Ci-dessous, nous présentons les équipes du Tour de France Femmes avec un bref portrait de chacune d'entre elles.
NXTG signifie Next Generation : cette pépinière de talents a été fondée en 2020 par Servais et Natascha Knaven et sera au départ du Tour de France féminin. 14 des 16 coureuses de l'équipe ont entre 18 et 21 ans, une équipe U19 y est également affiliée. L'un des bailleurs de fonds est l'entreprise de recrutement Experza du chef d'équipe Quick-Step Patrick Lefevere. La directrice sportive est Jolien D'Hoore, encore active jusqu'en 2021.
Une équipe de tradition chez les hommes, une toute nouvelle équipe chez les femmes cette saison : Cofidis a de grands projets pour le cyclisme féminin et semble d'emblée plus grande et plus professionnelle que l'équipe Arkea par exemple. Lors de la planification de l'équipe pour la première année, on a fait des petits pains. Mais avec Clara Koppenburg, originaire de Lörrach, on dispose d'une forte grimpeuse à la tête de l'équipe.
Présente sur le circuit professionnel depuis 2011 chez les hommes, l'écurie bretonne d'Emmanuel Hubert a également créé une équipe féminine pour la saison 2020, qui participera au Tour de France Femmes en 2022. L'équipe s'est engagée à promouvoir les talents français, avec l'Allemande Charlotte Becker comme mentor. Il manque une coureuse de haut niveau, mais dans les courses de montagne, Morgane Coston, 31 ans, s'est fait remarquer.
L'équipe fondée en 2016 par le Leipzigois Ronny Lauke est un précurseur : elle a emprunté de nouvelles voies marketing, a rendu présentable la recherche de talents via Zwift et est désormais la première équipe à disposer de son propre service de formation. Avec des tenues extravagantes et une conduite souvent offensive, l'équipe allemande sait gagner des fans. Seul le grand succès fait souvent défaut. Peut-être que cela changera lors du Tour de France féminin.
L'équipe de l'ex-professionnel Dirk Baldinger est une équipe forte sans licence World Tour et abrite plusieurs as de la piste comme Lisa Brennauer, Franziska Brauße ou Katie Archibald. Une particularité : le sponsor principal, un spécialiste du métal dur, est également propriétaire et sponsorise en outre diverses courses féminines internationales.

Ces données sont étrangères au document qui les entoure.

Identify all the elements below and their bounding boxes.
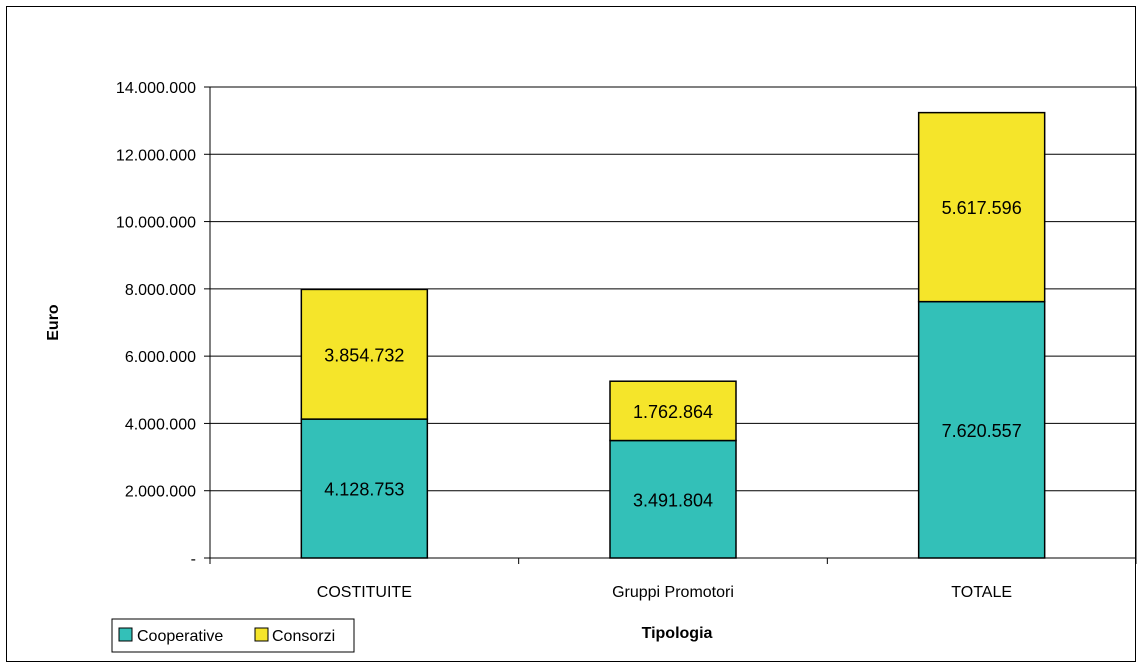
data-label: 3.854.732 bbox=[324, 345, 404, 365]
legend-label-cooperative: Cooperative bbox=[137, 628, 223, 645]
data-label: 1.762.864 bbox=[633, 402, 713, 422]
bar-cooperative bbox=[609, 439, 737, 559]
bar-consorzi bbox=[609, 380, 737, 442]
bar-cooperative bbox=[917, 300, 1046, 559]
legend-box bbox=[111, 618, 355, 653]
y-tick-label: 6.000.000 bbox=[125, 349, 196, 366]
x-tick-label: Gruppi Promotori bbox=[612, 584, 734, 601]
x-tick-label: TOTALE bbox=[951, 584, 1012, 601]
legend-swatch-consorzi bbox=[254, 627, 269, 642]
y-tick-label: - bbox=[191, 551, 196, 568]
x-tick-label: COSTITUITE bbox=[317, 584, 412, 601]
legend-swatch-cooperative bbox=[118, 627, 133, 642]
bar-consorzi bbox=[300, 288, 429, 420]
y-tick-label: 8.000.000 bbox=[125, 282, 196, 299]
x-axis-title: Tipologia bbox=[642, 625, 713, 642]
data-label: 7.620.557 bbox=[942, 421, 1022, 441]
data-label: 3.491.804 bbox=[633, 490, 713, 510]
x-axis-ticks: COSTITUITE Gruppi Promotori TOTALE bbox=[209, 558, 1137, 601]
y-tick-label: 10.000.000 bbox=[116, 215, 196, 232]
legend-label-consorzi: Consorzi bbox=[272, 628, 335, 645]
bar-consorzi bbox=[917, 111, 1046, 303]
legend: Cooperative Consorzi bbox=[111, 618, 355, 653]
bars bbox=[300, 111, 1046, 559]
y-tick-label: 4.000.000 bbox=[125, 416, 196, 433]
bar-cooperative bbox=[300, 418, 429, 559]
y-tick-label: 12.000.000 bbox=[116, 147, 196, 164]
data-label: 4.128.753 bbox=[324, 480, 404, 500]
y-axis-ticks: - 2.000.000 4.000.000 6.000.000 8.000.000 10.… bbox=[116, 80, 210, 568]
data-labels: 4.128.753 3.854.732 3.491.804 1.762.864 7.62… bbox=[324, 198, 1021, 510]
y-tick-label: 2.000.000 bbox=[125, 484, 196, 501]
data-label: 5.617.596 bbox=[942, 198, 1022, 218]
y-tick-label: 14.000.000 bbox=[116, 80, 196, 97]
y-axis-title: Euro bbox=[45, 304, 62, 341]
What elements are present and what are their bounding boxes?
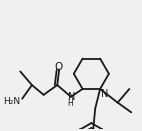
Text: N: N: [101, 89, 109, 99]
Text: H: H: [67, 99, 73, 108]
Text: O: O: [54, 62, 62, 72]
Text: H₂N: H₂N: [3, 97, 20, 106]
Text: N: N: [68, 92, 76, 102]
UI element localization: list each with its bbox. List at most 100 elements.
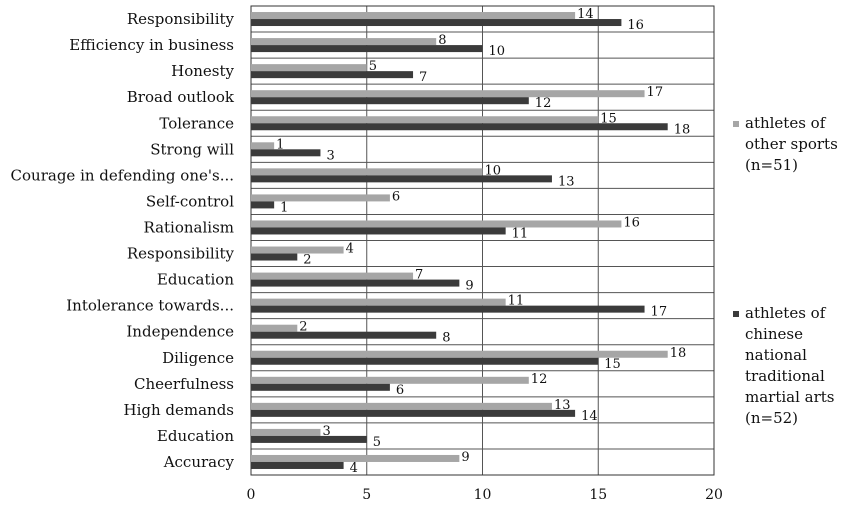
bar-martial-arts: [251, 331, 437, 339]
data-label: 18: [674, 122, 691, 137]
data-label: 6: [392, 189, 400, 204]
category-label: High demands: [123, 401, 234, 419]
category-label: Broad outlook: [127, 88, 235, 106]
data-label: 2: [303, 253, 311, 268]
data-label: 13: [558, 174, 575, 189]
legend-entry-text: (n=52): [745, 409, 798, 427]
bar-other-sports: [251, 12, 576, 20]
data-label: 12: [535, 96, 552, 111]
x-tick-label: 20: [705, 487, 723, 503]
legend-entry-text: martial arts: [745, 388, 835, 406]
legend-entry-text: athletes of: [745, 304, 827, 322]
bar-martial-arts: [251, 201, 275, 209]
data-label: 3: [326, 148, 334, 163]
category-label: Responsibility: [127, 245, 235, 263]
data-label: 15: [604, 357, 621, 372]
legend-entry-text: athletes of: [745, 114, 827, 132]
bar-martial-arts: [251, 409, 576, 417]
category-label: Responsibility: [127, 10, 235, 28]
bar-other-sports: [251, 64, 367, 72]
bar-other-sports: [251, 272, 414, 280]
x-tick-label: 15: [589, 487, 607, 503]
bar-martial-arts: [251, 383, 390, 391]
data-label: 16: [623, 215, 640, 230]
bar-other-sports: [251, 220, 622, 228]
data-label: 9: [461, 450, 469, 465]
x-tick-label: 5: [362, 487, 371, 503]
legend: athletes of other sports (n=51) athletes of…: [733, 114, 838, 427]
data-label: 9: [465, 279, 473, 294]
bar-other-sports: [251, 298, 506, 306]
plot-frame: [250, 5, 715, 476]
data-label: 8: [442, 331, 450, 346]
data-label: 4: [346, 242, 354, 257]
bar-martial-arts: [251, 19, 622, 27]
category-label: Independence: [126, 323, 234, 341]
data-label: 11: [512, 226, 529, 241]
bar-martial-arts: [251, 175, 552, 183]
data-label: 10: [489, 44, 506, 59]
data-label: 8: [438, 33, 446, 48]
category-label: Education: [157, 271, 234, 289]
bar-martial-arts: [251, 253, 298, 261]
legend-entry-text: (n=51): [745, 156, 798, 174]
data-label: 4: [350, 461, 358, 476]
bar-martial-arts: [251, 357, 599, 365]
bar-other-sports: [251, 402, 552, 410]
bar-martial-arts: [251, 71, 414, 79]
category-label: Courage in defending one's...: [11, 166, 234, 184]
grid: [250, 5, 715, 476]
bar-other-sports: [251, 38, 437, 46]
category-label: Diligence: [162, 349, 234, 367]
data-label: 17: [647, 85, 664, 100]
bar-other-sports: [251, 428, 321, 436]
category-label: Honesty: [171, 62, 234, 80]
data-label: 11: [508, 294, 525, 309]
legend-swatch-martial-arts: [733, 311, 739, 317]
x-axis-ticks: 0 5 10 15 20: [247, 487, 723, 503]
bar-other-sports: [251, 116, 599, 124]
legend-entry-text: national: [745, 346, 807, 364]
data-labels: 1416810571712151813101361161142791117281…: [276, 7, 690, 476]
category-label: Efficiency in business: [69, 36, 234, 54]
bar-other-sports: [251, 168, 483, 176]
legend-swatch-other-sports: [733, 121, 739, 127]
data-label: 5: [373, 435, 381, 450]
category-label: Self-control: [146, 192, 234, 210]
data-label: 6: [396, 383, 404, 398]
bar-martial-arts: [251, 97, 529, 105]
bar-other-sports: [251, 90, 645, 98]
data-label: 13: [554, 398, 571, 413]
category-label: Rationalism: [143, 218, 234, 236]
bar-martial-arts: [251, 279, 460, 287]
data-label: 17: [651, 305, 668, 320]
data-label: 3: [322, 424, 330, 439]
data-label: 16: [627, 18, 644, 33]
bar-other-sports: [251, 454, 460, 462]
bar-martial-arts: [251, 227, 506, 235]
category-label: Tolerance: [159, 114, 234, 132]
data-label: 1: [280, 200, 288, 215]
bar-other-sports: [251, 246, 344, 254]
legend-entry-text: traditional: [745, 367, 825, 385]
data-label: 5: [369, 59, 377, 74]
data-label: 15: [600, 111, 617, 126]
legend-entry-text: other sports: [745, 135, 838, 153]
bar-other-sports: [251, 194, 390, 202]
category-label: Accuracy: [163, 453, 235, 471]
bar-martial-arts: [251, 45, 483, 53]
category-labels: Responsibility Efficiency in business Hone…: [11, 10, 235, 471]
bar-martial-arts: [251, 435, 367, 443]
data-label: 12: [531, 372, 548, 387]
bar-other-sports: [251, 350, 668, 358]
data-label: 1: [276, 137, 284, 152]
bar-martial-arts: [251, 461, 344, 469]
bar-martial-arts: [251, 305, 645, 313]
data-label: 14: [577, 7, 594, 22]
category-label: Cheerfulness: [134, 375, 234, 393]
legend-entry-text: chinese: [745, 325, 803, 343]
bar-other-sports: [251, 376, 529, 384]
bar-martial-arts: [251, 149, 321, 157]
bar-martial-arts: [251, 123, 668, 131]
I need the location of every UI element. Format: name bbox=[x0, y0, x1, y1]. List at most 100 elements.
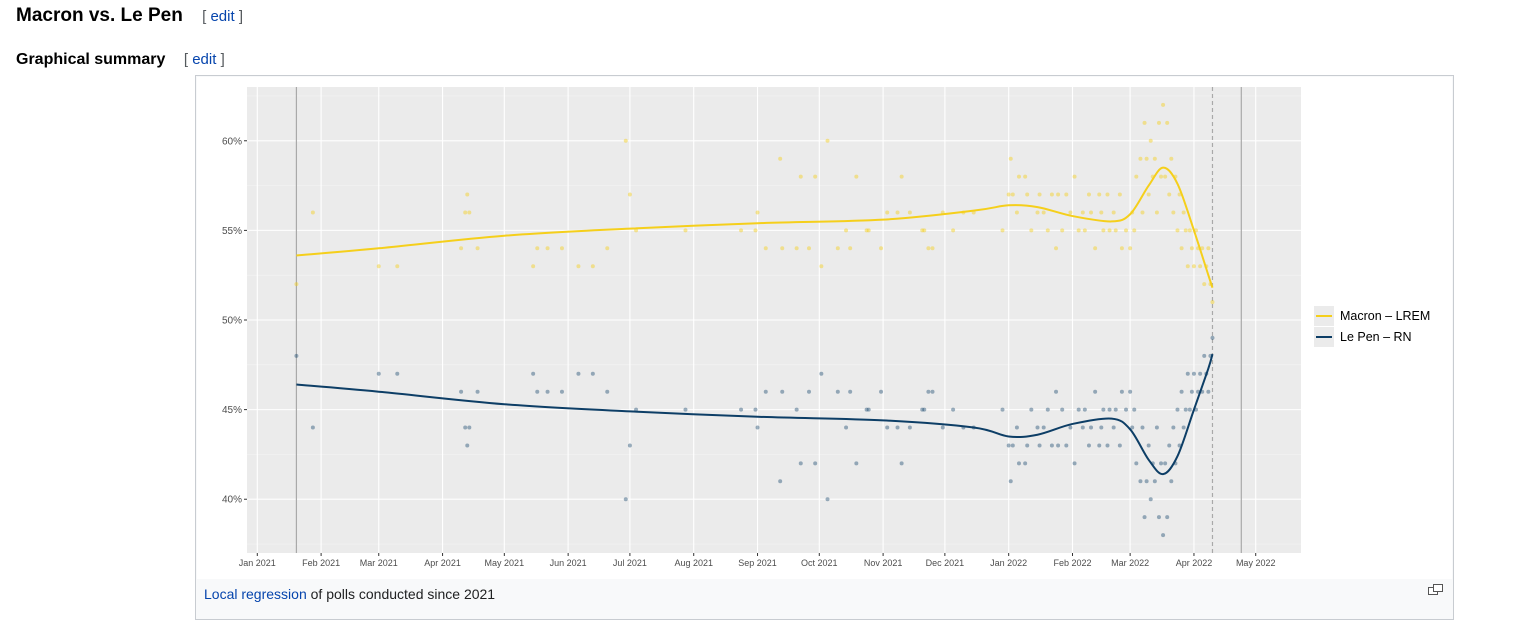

L'équipe de course américaine Tibco est dans les affaires depuis 15 ans et a désormais obtenu la licence World Tour en s'affiliant à l'équipe masculine EF Education : plus de professionnalisme au lieu de liens familiaux - la directrice sportive Rachel Hedderman avait le plus souvent son jeune fils avec elle ces dernières années. Sur le plan sportif, l'accent est mis sur l'offensive, mais une victoire d'étape dans le Tour de France féminin serait une surprise.
A l'exception de la loterie FDJ comme sponsor principal et de Lapierre comme équipementier cycliste, l'équipe de course du manager Stephen Delcourt, fondée en 2006, n'a pratiquement rien à voir avec l'équipe masculine Groupama-FDJ. Au printemps, malgré l'infection Corona de la coureuse vedette Cecilie Uttrup Ludwig, l'équipe est devenue une équipe de pointe : collectivement forte, elle a été couronnée par les victoires de Marta Cavalli à l'Amstel Gold Race et à la Fleche Wallonne.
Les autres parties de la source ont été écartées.